Balancing Innovation and Access: Managed Care Strategies to Navigate the Rising Cost of Oncology Treatments
As the oncology landscape rapidly evolves with breakthroughs in precision medicine and a surge in high-cost therapies, health care payers and providers are under increasing pressure to balance clinical efficacy with financial sustainability. At AMCP, two experts offered a comprehensive look at the multifaceted strategies being employed to navigate these challenges in their presentation titled “Innovative Managed Care Solutions in Oncology: Enhancing Outcomes While Blunting the Cost Curve.” Laura R. Bobolts, PharmD, BCOP, senior vice president of Clinical Strategy and Growth at OncoHealth, provided a clinician’s perspective on the intricacies of oncology drug management, while Kelly Romo, PharmD, BCOP, manager of Oncology Medical Drug Management at Blue Cross Blue Shield of Michigan, shared an operations-focused review of payer strategies. This article summarizes their key insights and highlights actionable solutions for stakeholders across the managed care continuum.
Managing Oncology Drug Spend and Enhancing Access
Dr Bobolts provided an overview of the unique challenges in oncology drug management and outlined emerging strategies for balancing patient care with cost containment. She emphasized how oncology differs significantly from other disease states due to the complexity of cancer types, rapid evolution of treatments, the emotional weight of the diagnosis, and high drug costs. The field has seen an explosion of new drugs and indications, driven by precision medicine and immunotherapies, with 2024 alone witnessing 70 US Food and Drug Administration (FDA) oncology approvals—24 of which were new drugs.
In 2024, the average annual cost for new oncology drugs reached $440 141, up from $5000 in 2003. Immune checkpoint inhibitors such as pembrolizumab dominate spending, projected to account for half of all cancer drug costs by 2028. Oncology is also the leading field in cellular and gene therapy development, with 715 therapies under investigation and 13 already approved. However, biosimilars present a rare cost-saving opportunity, with $7.1 billion saved in 2023 and $19 billion saved globally since 2017. Further reductions are expected as exclusivities expire.
Dr Bobolts stressed the importance of regimen-level prior authorization (PA) to ensure patients receive evidence-based treatment tailored to biomarkers and therapeutic combinations. She championed PA not as a barrier, but as an additional safeguard to guarantee the best possible outcomes. She cited real-world cases where incorrect or unsupported treatments were replaced with more effective, guideline-based alternatives. She concluded with a call for enhanced care management, advocating for 24/7 oncology nurse support, nutritional and mental health services, and better navigation tools to assist patients throughout treatment.
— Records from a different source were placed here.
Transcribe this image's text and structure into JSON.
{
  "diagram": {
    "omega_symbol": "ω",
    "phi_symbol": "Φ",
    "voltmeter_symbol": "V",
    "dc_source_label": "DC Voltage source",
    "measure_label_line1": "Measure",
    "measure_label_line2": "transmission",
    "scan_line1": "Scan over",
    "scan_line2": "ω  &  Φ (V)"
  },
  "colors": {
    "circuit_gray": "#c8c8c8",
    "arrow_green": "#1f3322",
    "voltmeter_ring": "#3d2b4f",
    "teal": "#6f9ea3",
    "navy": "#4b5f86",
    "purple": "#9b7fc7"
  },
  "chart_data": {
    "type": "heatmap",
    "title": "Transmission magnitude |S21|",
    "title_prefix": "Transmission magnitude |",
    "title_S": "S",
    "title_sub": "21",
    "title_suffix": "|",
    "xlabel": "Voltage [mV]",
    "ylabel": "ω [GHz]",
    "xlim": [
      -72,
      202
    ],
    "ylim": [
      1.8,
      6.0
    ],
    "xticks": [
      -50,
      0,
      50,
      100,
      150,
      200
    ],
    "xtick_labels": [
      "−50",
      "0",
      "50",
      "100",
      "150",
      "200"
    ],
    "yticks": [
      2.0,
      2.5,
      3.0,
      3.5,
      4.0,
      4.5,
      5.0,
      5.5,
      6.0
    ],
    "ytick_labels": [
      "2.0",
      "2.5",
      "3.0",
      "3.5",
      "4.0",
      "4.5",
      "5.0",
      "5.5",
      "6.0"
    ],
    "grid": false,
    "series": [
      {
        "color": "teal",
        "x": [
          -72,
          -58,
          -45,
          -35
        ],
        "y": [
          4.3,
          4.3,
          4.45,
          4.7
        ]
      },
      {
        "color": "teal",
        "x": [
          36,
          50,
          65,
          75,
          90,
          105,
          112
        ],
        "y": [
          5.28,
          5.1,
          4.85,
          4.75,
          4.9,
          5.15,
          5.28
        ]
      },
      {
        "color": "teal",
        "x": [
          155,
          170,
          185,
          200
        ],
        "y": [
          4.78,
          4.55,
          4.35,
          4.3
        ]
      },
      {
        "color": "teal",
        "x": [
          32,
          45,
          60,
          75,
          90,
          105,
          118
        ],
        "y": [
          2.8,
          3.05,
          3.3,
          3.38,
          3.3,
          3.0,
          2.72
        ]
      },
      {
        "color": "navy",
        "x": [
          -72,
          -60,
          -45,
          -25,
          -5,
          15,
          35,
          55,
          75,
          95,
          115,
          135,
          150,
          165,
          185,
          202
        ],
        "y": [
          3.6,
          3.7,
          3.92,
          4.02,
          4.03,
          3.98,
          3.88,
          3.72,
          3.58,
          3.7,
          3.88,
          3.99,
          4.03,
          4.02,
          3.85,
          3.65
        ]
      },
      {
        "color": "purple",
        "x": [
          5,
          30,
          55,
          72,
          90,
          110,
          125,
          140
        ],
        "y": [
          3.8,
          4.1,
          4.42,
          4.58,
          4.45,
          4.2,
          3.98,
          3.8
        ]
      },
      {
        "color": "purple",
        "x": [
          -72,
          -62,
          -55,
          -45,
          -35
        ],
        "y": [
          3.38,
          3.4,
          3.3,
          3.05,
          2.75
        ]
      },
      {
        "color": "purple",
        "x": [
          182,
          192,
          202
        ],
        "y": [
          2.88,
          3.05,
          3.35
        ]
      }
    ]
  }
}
Operationalizing Oncology Management
Dr Romo gave a deep dive into the operational strategies being used to control oncology drug spend in a commercial plan context. Her talk centered around 6 key utilization management strategies: dose optimization, split fills, quantity limits, step therapy, biosimilar preferences, and site-of-care programs.
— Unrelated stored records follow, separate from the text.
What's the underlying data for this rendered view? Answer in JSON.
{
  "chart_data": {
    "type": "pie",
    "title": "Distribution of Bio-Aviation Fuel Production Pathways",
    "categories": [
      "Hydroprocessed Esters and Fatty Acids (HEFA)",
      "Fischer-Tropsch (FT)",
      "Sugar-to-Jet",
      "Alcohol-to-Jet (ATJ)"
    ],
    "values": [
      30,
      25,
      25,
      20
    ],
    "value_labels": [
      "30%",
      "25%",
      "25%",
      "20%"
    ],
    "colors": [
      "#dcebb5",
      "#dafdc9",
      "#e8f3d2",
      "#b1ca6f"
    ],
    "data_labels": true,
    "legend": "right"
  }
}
Dose optimization was presented as a cost-efficient practice that reduces drug waste by rounding doses within a clinically acceptable range. A voluntary program at Blue Cross Blue Shield has already saved $300 000 in just 2 months. Split fills, meanwhile, reduce waste for oral drugs with high early discontinuation rates, although they require careful planning to avoid confusing patients or breaching packaging regulations.
Site-of-care programs were highlighted as the most impactful strategy. Dr Romo detailed a gradual, phased rollout starting in 2022 that transitioned patients from costly hospital settings to professional or home infusion sites. The keys to its success were phased implementation, extensive stakeholder engagement (including providers and societies), and exception handling for complex cases or unsuitable home environments. Re-contracting with facilities also allowed cost reductions without changing patient locations.
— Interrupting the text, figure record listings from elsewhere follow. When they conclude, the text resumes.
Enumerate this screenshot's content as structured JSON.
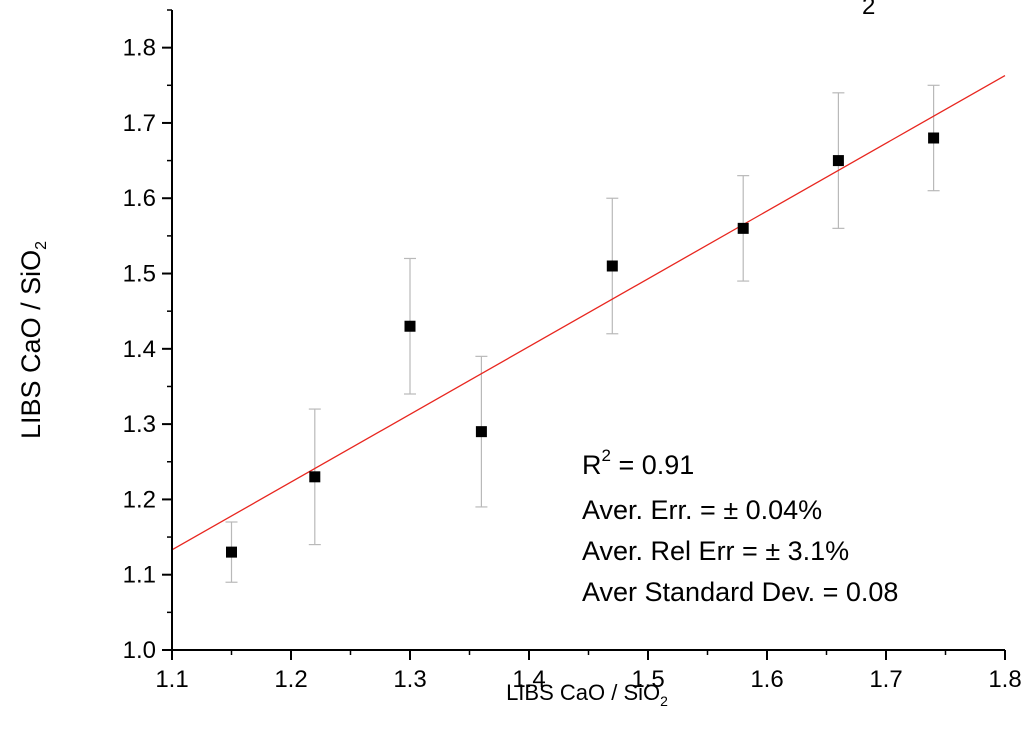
{
  "chart_data": {
    "type": "scatter",
    "title": "",
    "xlabel": {
      "main": "LIBS CaO / SiO",
      "sub": "2"
    },
    "ylabel": {
      "main": "LIBS CaO / SiO",
      "sub": "2"
    },
    "top_fragment": "2",
    "xlim": [
      1.1,
      1.8
    ],
    "ylim": [
      1.0,
      1.85
    ],
    "xticks": [
      "1.1",
      "1.2",
      "1.3",
      "1.4",
      "1.5",
      "1.6",
      "1.7",
      "1.8"
    ],
    "yticks": [
      "1.0",
      "1.1",
      "1.2",
      "1.3",
      "1.4",
      "1.5",
      "1.6",
      "1.7",
      "1.8"
    ],
    "grid": false,
    "series": [
      {
        "marker": "square",
        "color": "#000000",
        "points": [
          {
            "x": 1.15,
            "y": 1.13,
            "err_low": 1.09,
            "err_high": 1.17
          },
          {
            "x": 1.22,
            "y": 1.23,
            "err_low": 1.14,
            "err_high": 1.32
          },
          {
            "x": 1.3,
            "y": 1.43,
            "err_low": 1.34,
            "err_high": 1.52
          },
          {
            "x": 1.36,
            "y": 1.29,
            "err_low": 1.19,
            "err_high": 1.39
          },
          {
            "x": 1.47,
            "y": 1.51,
            "err_low": 1.42,
            "err_high": 1.6
          },
          {
            "x": 1.58,
            "y": 1.56,
            "err_low": 1.49,
            "err_high": 1.63
          },
          {
            "x": 1.66,
            "y": 1.65,
            "err_low": 1.56,
            "err_high": 1.74
          },
          {
            "x": 1.74,
            "y": 1.68,
            "err_low": 1.61,
            "err_high": 1.75
          }
        ]
      }
    ],
    "fit_line": {
      "color": "#e8261f",
      "x": [
        1.1,
        1.8
      ],
      "y": [
        1.133,
        1.763
      ]
    },
    "errorbar_color": "#b9b9b9",
    "annotations": {
      "r2": {
        "main": "R",
        "sup": "2",
        "rest": " = 0.91"
      },
      "lines": [
        "Aver. Err. = ± 0.04%",
        "Aver. Rel Err = ± 3.1%",
        "Aver Standard Dev. = 0.08"
      ]
    }
  }
}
Biosimilars, step therapy, and legislative considerations rounded out her talk. Blue Cross Blue Shield implemented preferred biosimilar strategies without exclusivity, ensuring options remain for providers and patients. She also touched on employer-led strategies to handle the rising costs of gene and cell therapies, including stop-loss insurance, travel benefits, and payment plans. Finally, Dr Romo highlighted the need for outcome-based contracts and coordination across payer teams to effectively manage expensive, high-stakes treatments.
Conclusion
The speakers highlighted the complex interplay between clinical innovation and operational execution in oncology managed care. As cancer treatment becomes more targeted—and more costly—stakeholders must work collaboratively to ensure that patients receive effective, evidence-based therapies without imposing unsustainable financial burdens on health systems or employers. Ultimately, the managed care innovations discussed during the presentation not only aim to control costs, but to elevate the standard of care and ensure that every patient has access to the right treatment, at the right time, in the most appropriate setting.
Reference
Education Session: [W4] Innovative managed care solutions in oncology: enhancing outcomes while blunting the cost curve. Presented at: AMCP 2025; March 31-April 3; Houston, TX.